その娘も無くなって後は、封印の間に入り浸って彼女を愛でていたようだけど、しばらくしたら出てきて計画の為に動き出したと聞いているわ。」
その頃の私は計画の一端を引き受けて、引き篭もり生活を始めていたから直には知らないけど。
「やっぱり、それまで『風』しか見えていなかったのに、どういう心境の変化があったかは分からないけれど、クロノスやタグ、タイチといった友達が出来たことが良かったのよね。
彼等が居なかったら、前に聞いた『ゲームの中の闇の精霊王』のままだったと思うわ。」
リリーナが言っていたゲームの中の話。ルーチェたちからしたら、もしも・・・の『闇の精霊王』の姿だった。
『風の精霊王』の封印に寄り添い、その封印が解かれることを望み、その為なら世界の崩壊も許し、仲間である精霊王たちや配下を欺き、ヒロインたちでさえ影から導いて。封印から目覚めたものの我を失った『風の精霊王』に傷つけられながらも抱きしめていたという、その『闇の精霊王』はきっとクロノスたちと出会わなければ辿っていたプルートの未来。
「リリーナのした最大のうっかりは、ゲームの設定そのままの世界だと何処かで勘違いしたまま、プルートに接したことよ。『風の精霊王』を変わらず愛しているのだから、自分がその対象になる可能性があるなんて思ってもなかったのでしょうね。

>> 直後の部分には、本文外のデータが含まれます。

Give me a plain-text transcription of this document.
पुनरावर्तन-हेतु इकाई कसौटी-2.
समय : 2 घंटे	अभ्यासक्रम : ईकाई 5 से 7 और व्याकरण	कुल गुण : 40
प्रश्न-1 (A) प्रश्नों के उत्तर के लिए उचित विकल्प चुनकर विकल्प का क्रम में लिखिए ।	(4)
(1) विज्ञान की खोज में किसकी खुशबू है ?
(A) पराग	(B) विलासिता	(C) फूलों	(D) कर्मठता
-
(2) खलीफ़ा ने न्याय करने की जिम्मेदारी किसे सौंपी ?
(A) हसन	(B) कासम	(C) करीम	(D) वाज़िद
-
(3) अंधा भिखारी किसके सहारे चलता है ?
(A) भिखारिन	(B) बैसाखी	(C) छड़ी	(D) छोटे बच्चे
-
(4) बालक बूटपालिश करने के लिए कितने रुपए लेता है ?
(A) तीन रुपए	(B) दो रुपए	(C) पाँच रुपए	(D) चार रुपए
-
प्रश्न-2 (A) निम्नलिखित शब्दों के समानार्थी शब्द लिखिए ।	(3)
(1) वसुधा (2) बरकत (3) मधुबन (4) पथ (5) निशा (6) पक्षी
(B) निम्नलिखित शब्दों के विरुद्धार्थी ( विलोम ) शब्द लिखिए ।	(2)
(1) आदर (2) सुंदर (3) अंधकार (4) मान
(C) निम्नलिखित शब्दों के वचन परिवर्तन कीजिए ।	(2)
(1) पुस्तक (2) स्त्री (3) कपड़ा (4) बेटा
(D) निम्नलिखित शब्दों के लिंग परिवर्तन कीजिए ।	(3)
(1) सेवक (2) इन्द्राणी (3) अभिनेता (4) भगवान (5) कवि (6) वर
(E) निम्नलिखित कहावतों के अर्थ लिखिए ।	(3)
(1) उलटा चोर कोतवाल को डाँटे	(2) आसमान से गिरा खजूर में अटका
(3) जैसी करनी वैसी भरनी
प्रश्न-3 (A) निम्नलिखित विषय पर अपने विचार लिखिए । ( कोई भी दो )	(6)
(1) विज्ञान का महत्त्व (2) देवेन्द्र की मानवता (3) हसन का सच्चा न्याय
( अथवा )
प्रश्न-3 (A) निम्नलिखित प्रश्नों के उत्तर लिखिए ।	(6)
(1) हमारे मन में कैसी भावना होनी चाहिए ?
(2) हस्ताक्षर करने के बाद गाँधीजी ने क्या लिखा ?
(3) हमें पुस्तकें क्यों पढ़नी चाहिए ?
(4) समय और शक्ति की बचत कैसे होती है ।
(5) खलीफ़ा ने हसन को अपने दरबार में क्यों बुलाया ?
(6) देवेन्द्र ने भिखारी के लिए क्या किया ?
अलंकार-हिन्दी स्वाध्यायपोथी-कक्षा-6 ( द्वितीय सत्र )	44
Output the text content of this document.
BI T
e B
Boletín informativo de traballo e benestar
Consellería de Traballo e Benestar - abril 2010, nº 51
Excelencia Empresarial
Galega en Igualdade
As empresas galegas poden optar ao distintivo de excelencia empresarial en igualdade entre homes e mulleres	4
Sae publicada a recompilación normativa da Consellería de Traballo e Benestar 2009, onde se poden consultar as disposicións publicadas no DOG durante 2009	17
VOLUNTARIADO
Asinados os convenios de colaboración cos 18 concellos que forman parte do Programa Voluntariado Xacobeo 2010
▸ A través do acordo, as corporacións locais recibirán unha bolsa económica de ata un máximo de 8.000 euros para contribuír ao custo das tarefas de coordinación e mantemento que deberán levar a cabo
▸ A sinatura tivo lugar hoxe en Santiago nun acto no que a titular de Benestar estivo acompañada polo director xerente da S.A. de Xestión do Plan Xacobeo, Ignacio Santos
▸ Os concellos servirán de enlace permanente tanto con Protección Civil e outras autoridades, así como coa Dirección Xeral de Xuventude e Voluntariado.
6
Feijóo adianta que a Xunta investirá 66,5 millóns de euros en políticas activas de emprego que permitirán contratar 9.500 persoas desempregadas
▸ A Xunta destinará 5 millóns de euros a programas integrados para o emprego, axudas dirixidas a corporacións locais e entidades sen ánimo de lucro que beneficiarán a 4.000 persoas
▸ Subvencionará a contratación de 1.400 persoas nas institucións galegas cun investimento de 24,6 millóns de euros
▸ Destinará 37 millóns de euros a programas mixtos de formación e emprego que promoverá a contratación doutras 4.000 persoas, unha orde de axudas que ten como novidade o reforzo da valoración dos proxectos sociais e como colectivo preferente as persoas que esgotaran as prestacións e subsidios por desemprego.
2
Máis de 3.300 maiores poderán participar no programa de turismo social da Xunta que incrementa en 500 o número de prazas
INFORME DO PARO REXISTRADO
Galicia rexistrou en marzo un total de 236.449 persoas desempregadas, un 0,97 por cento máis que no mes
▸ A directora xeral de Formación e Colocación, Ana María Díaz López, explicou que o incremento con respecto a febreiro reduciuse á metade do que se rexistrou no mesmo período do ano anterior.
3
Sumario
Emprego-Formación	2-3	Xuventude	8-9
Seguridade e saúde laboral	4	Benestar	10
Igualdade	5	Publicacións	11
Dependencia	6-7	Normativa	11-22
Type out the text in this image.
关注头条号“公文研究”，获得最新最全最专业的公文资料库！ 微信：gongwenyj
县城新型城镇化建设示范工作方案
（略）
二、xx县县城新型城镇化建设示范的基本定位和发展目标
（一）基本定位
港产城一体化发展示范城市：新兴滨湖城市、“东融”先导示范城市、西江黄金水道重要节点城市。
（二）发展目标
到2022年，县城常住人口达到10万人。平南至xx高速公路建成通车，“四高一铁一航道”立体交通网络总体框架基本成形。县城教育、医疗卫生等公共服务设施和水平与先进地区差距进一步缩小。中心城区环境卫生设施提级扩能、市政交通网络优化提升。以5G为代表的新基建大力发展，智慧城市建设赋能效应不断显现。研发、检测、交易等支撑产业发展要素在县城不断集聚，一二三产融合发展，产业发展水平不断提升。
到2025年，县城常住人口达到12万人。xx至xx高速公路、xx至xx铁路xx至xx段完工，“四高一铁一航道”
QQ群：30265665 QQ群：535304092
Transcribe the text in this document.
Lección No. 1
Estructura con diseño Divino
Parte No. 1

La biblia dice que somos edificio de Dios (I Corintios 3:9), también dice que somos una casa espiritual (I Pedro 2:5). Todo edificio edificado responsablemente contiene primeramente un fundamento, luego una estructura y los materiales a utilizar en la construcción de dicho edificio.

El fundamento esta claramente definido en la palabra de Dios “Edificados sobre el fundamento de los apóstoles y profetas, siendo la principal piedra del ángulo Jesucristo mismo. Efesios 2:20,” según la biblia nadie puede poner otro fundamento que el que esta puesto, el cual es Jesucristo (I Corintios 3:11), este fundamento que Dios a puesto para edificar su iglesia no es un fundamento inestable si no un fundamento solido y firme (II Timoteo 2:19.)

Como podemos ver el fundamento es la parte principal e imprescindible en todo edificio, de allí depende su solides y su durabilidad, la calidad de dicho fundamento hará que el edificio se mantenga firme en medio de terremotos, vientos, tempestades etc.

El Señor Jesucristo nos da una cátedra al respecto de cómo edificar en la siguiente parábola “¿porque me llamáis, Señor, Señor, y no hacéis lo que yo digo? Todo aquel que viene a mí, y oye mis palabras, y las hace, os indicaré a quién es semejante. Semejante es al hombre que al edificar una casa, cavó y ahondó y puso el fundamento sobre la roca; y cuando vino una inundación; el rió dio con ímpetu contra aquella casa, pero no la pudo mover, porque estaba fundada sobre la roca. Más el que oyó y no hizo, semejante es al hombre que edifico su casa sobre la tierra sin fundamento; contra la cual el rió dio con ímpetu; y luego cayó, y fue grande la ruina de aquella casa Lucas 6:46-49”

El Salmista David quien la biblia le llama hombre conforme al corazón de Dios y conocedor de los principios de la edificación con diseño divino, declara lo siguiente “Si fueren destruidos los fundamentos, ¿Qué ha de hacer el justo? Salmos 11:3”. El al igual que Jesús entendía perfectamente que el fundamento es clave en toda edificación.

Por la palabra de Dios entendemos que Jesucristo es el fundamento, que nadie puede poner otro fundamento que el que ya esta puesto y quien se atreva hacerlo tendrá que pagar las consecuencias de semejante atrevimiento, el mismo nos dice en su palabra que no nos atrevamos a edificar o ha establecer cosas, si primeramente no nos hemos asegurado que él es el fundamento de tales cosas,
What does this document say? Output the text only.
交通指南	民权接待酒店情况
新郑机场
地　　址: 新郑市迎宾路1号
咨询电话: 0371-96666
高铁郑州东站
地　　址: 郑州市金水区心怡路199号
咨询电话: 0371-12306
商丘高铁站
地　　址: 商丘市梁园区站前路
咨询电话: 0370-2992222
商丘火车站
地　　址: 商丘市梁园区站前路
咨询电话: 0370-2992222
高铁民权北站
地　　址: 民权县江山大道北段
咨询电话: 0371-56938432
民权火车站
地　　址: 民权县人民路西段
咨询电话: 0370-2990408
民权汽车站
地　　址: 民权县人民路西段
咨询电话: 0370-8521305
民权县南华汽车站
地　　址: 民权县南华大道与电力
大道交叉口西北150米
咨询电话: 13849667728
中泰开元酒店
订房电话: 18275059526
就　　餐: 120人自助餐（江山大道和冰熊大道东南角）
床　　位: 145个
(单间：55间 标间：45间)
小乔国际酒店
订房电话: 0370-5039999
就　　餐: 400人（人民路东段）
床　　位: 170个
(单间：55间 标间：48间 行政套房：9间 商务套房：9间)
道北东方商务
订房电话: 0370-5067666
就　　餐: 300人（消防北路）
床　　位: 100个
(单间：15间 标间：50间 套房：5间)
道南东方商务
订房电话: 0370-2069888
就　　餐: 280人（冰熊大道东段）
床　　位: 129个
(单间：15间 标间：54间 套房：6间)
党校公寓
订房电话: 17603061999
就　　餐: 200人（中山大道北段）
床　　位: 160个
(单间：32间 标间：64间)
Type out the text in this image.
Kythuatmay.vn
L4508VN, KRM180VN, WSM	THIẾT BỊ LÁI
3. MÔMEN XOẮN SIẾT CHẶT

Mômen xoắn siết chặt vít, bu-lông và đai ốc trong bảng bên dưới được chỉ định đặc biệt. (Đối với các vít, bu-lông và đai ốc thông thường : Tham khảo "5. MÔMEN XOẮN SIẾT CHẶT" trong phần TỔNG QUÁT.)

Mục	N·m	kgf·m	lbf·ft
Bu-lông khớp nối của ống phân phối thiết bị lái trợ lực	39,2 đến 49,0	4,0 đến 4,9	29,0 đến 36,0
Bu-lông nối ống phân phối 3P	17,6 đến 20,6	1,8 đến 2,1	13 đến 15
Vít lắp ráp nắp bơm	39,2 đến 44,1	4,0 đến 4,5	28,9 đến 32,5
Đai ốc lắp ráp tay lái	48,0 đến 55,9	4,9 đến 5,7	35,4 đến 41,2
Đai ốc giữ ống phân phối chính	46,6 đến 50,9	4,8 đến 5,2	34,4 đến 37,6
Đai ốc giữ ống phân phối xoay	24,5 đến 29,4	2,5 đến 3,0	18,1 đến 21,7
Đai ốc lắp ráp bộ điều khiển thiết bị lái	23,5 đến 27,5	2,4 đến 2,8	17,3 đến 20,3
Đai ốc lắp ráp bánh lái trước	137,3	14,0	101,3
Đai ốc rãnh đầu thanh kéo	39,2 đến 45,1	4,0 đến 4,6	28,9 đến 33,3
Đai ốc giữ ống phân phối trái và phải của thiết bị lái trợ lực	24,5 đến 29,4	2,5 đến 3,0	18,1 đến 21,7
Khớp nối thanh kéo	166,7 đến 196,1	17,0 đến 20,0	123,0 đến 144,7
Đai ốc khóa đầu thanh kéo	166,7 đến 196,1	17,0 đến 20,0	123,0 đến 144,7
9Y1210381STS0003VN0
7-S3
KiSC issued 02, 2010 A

だからこそ、プルートの性質を良い方良い方に解釈した。傍観者の立場で見てしまったの。ヤンデレは傍から見れば相手しか見えていない一途な純愛。そんな感じにね。
そしてプルートの中に、リリーナという少女がいるということを心に刻んでしまった。
あとは刻まれた傷が広がるだけ。」
「つまり、この時点でもう手遅れってこと?」
「いやね。自分の親の出会いを手遅れとか言っちゃ駄目よ。」
コンラットの率直な意見に、ルーチェが大きな口を開け、どんな服を着ていても高貴な身分と信じられる容貌からは似合わない笑い声を上げた。
「でも、恋っていうのは最初を認めてしまうと後は落ちるだけと言うもの。